Промокший, озябший Коста чувствовал себя так слабо, что не мог слезть с арбы. Уасил постучал в дверь. Долго не открывали. Тогда, взяв Коста на руки, Уасил с трудом понес его к дому.
— Кого надо? — раздался из-за двери голос Ольги.
— Открывай быстрее! Коста очень плох! — крикнул Уасил, едва удерживая обмякшее тело.
— Носит вас в этакую пору!
Она открыла дверь, держа в руках керосиновую лампу. Ее небольшие глаза недобро поблескивали. Увидев брата на руках Уасила, женщина запричитала:
— Ну вот, дождалась! Так я и знала! Вот тебе за все грехи твои!..
— Куда нести? — тихо спросил Уасил, не обращая внимания на ее причитания.
— К отцу… Я хочу видеть его, — еле слышно проговорил Коста и замолчал.
— Бредит он, — прошептал Уасил и понес Коста в хадзар[22], где на стене висел большой портрет старого Левана.
Пока Ольга разжигала печь, Уасил осторожно раздел Коста, уложил в постель, укутал одеялом.
— Простудился в дороге. Ничего, поправится, — сказал он, уходя.
— Померкли дни мои! Знаю я, какая это простуда!.. — снова запричитала Ольга.
Уасил ушел. Брат и сестра остались вдвоем. Ольга плакала и негромко приговаривала:
— Как жить-то будем, брат? Чем я тебя кормить буду? Написал бы ты мне доверенность, поехала бы я в город, может, друзья твои помогут «Ирон фандыр» издать? Деньги бы получили. Книгу твою достать нельзя, люди за нее большие деньги платят. Случится беда — похороню я тебя, ведь ничего у нас нет. Вон ты какой стал, бледный, прозрачный, высох весь!
— Рано хоронишь, сестра, — сказал Коста и отвернулся к стенке.
С портрета смотрел на него большими добрыми глазами старый Леван. Коста шепотом обратился к нему, как к живому:
— Вздор говорит дочь Кизьмиды, не слушай ее, отец! Спокойной ночи тебе…

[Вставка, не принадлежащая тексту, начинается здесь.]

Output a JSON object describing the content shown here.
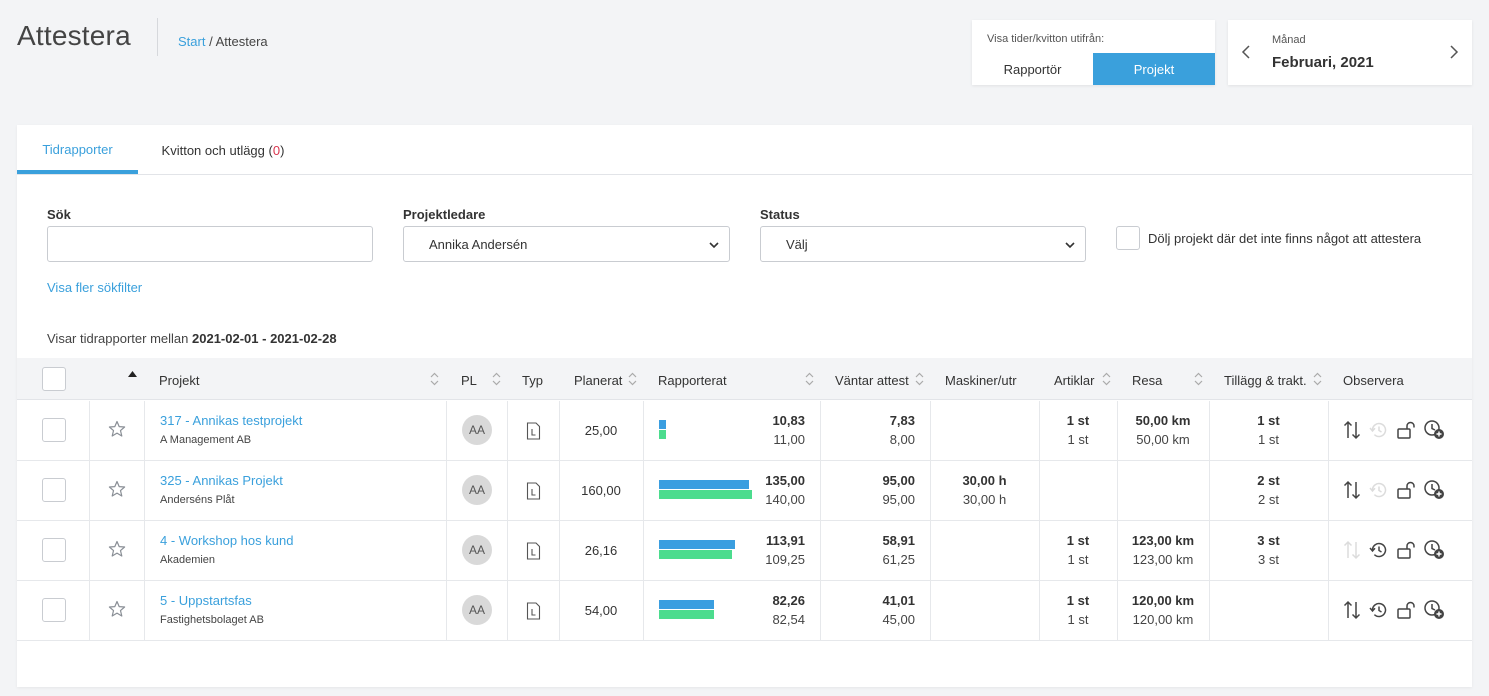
{
  "header": {
    "title": "Attestera",
    "breadcrumb_start": "Start",
    "breadcrumb_sep": "/",
    "breadcrumb_current": "Attestera"
  },
  "view_toggle": {
    "label": "Visa tider/kvitton utifrån:",
    "options": [
      "Rapportör",
      "Projekt"
    ],
    "selected": "Projekt"
  },
  "month_picker": {
    "label": "Månad",
    "value": "Februari, 2021"
  },
  "tabs": {
    "time_reports": "Tidrapporter",
    "receipts": "Kvitton och utlägg",
    "receipts_count": "0"
  },
  "filters": {
    "search_label": "Sök",
    "search_value": "",
    "manager_label": "Projektledare",
    "manager_value": "Annika Andersén",
    "status_label": "Status",
    "status_value": "Välj",
    "hide_label": "Dölj projekt där det inte finns något att attestera",
    "more_filters": "Visa fler sökfilter"
  },
  "showing": {
    "prefix": "Visar tidrapporter mellan",
    "range": "2021-02-01 - 2021-02-28"
  },
  "columns": {
    "project": "Projekt",
    "pl": "PL",
    "type": "Typ",
    "planned": "Planerat",
    "reported": "Rapporterat",
    "pending": "Väntar attest",
    "machines": "Maskiner/utr",
    "articles": "Artiklar",
    "travel": "Resa",
    "extras": "Tillägg & trakt.",
    "notes": "Observera"
  },
  "rows": [
    {
      "name": "317 - Annikas testprojekt",
      "client": "A Management AB",
      "pl": "AA",
      "planned": "25,00",
      "reported_top": "10,83",
      "reported_bottom": "11,00",
      "reported_a": 10.83,
      "reported_b": 11.0,
      "pending_top": "7,83",
      "pending_bottom": "8,00",
      "machines_top": "",
      "machines_bottom": "",
      "articles_top": "1 st",
      "articles_bottom": "1 st",
      "travel_top": "50,00 km",
      "travel_bottom": "50,00 km",
      "extras_top": "1 st",
      "extras_bottom": "1 st",
      "sort_enabled": true,
      "history_enabled": false
    },
    {
      "name": "325 - Annikas Projekt",
      "client": "Anderséns Plåt",
      "pl": "AA",
      "planned": "160,00",
      "reported_top": "135,00",
      "reported_bottom": "140,00",
      "reported_a": 135.0,
      "reported_b": 140.0,
      "pending_top": "95,00",
      "pending_bottom": "95,00",
      "machines_top": "30,00 h",
      "machines_bottom": "30,00 h",
      "articles_top": "",
      "articles_bottom": "",
      "travel_top": "",
      "travel_bottom": "",
      "extras_top": "2 st",
      "extras_bottom": "2 st",
      "sort_enabled": true,
      "history_enabled": false
    },
    {
      "name": "4 - Workshop hos kund",
      "client": "Akademien",
      "pl": "AA",
      "planned": "26,16",
      "reported_top": "113,91",
      "reported_bottom": "109,25",
      "reported_a": 113.91,
      "reported_b": 109.25,
      "pending_top": "58,91",
      "pending_bottom": "61,25",
      "machines_top": "",
      "machines_bottom": "",
      "articles_top": "1 st",
      "articles_bottom": "1 st",
      "travel_top": "123,00 km",
      "travel_bottom": "123,00 km",
      "extras_top": "3 st",
      "extras_bottom": "3 st",
      "sort_enabled": false,
      "history_enabled": true
    },
    {
      "name": "5 - Uppstartsfas",
      "client": "Fastighetsbolaget AB",
      "pl": "AA",
      "planned": "54,00",
      "reported_top": "82,26",
      "reported_bottom": "82,54",
      "reported_a": 82.26,
      "reported_b": 82.54,
      "pending_top": "41,01",
      "pending_bottom": "45,00",
      "machines_top": "",
      "machines_bottom": "",
      "articles_top": "1 st",
      "articles_bottom": "1 st",
      "travel_top": "120,00 km",
      "travel_bottom": "120,00 km",
      "extras_top": "",
      "extras_bottom": "",
      "sort_enabled": true,
      "history_enabled": true
    }
  ],
  "colors": {
    "accent": "#3aa0dc",
    "bar_blue": "#3a9ee0",
    "bar_green": "#4cdc8e",
    "badge_red": "#d9354e"
  }
}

Вместе с первыми лучами солнца разнеслась по Лаба весть, что приехал тот, чье имя дорого каждому бедняку. Широкий двор Хетагуровых заполнился людьми. Чинно, как положено по обычаю, первыми в хадзар вошли старики. Они поздравляли Коста с приездом, желали скорого выздоровления. Он был очень слаб и всем отвечал лишь двумя словами:
— Сестры… Братья…
Выходя во двор, люди смахивали слезы и с горькой злобой шептали:
— Доконали! Добились своего… Не похож на себя наш Коста…
Из Хумаринской крепости приезжал знакомый врач, осмотрел больного, покачал головой.
— Покой и горный воздух — вот все, что может помочь. Иных лекарств нет у меня.
3
Всю зиму пролежал Коста больной, в полузабытьи и полудреме. А когда от снегов, тающих в горах, мутными и быстрыми стали реки, он, вопреки пророчествам врачей, начал поправляться. Однако доктора настаивали, чтобы он перебрался повыше, в горы — в Лаба летом душно и жарко.
Несколько раз в течение зимы приезжал Ислам Крымшамхалов. Он окончательно порвал со своей знатной родней и поселился отдельно, в маленьком домике, в Теберде. Одни говорили, что причиной тому — начинавшийся туберкулез, другие — что ненавидит он своих братьев-богатеев, но так или иначе, жил Ислам тихой уединенной жизнью, писал, рисовал и мало кто его навещал.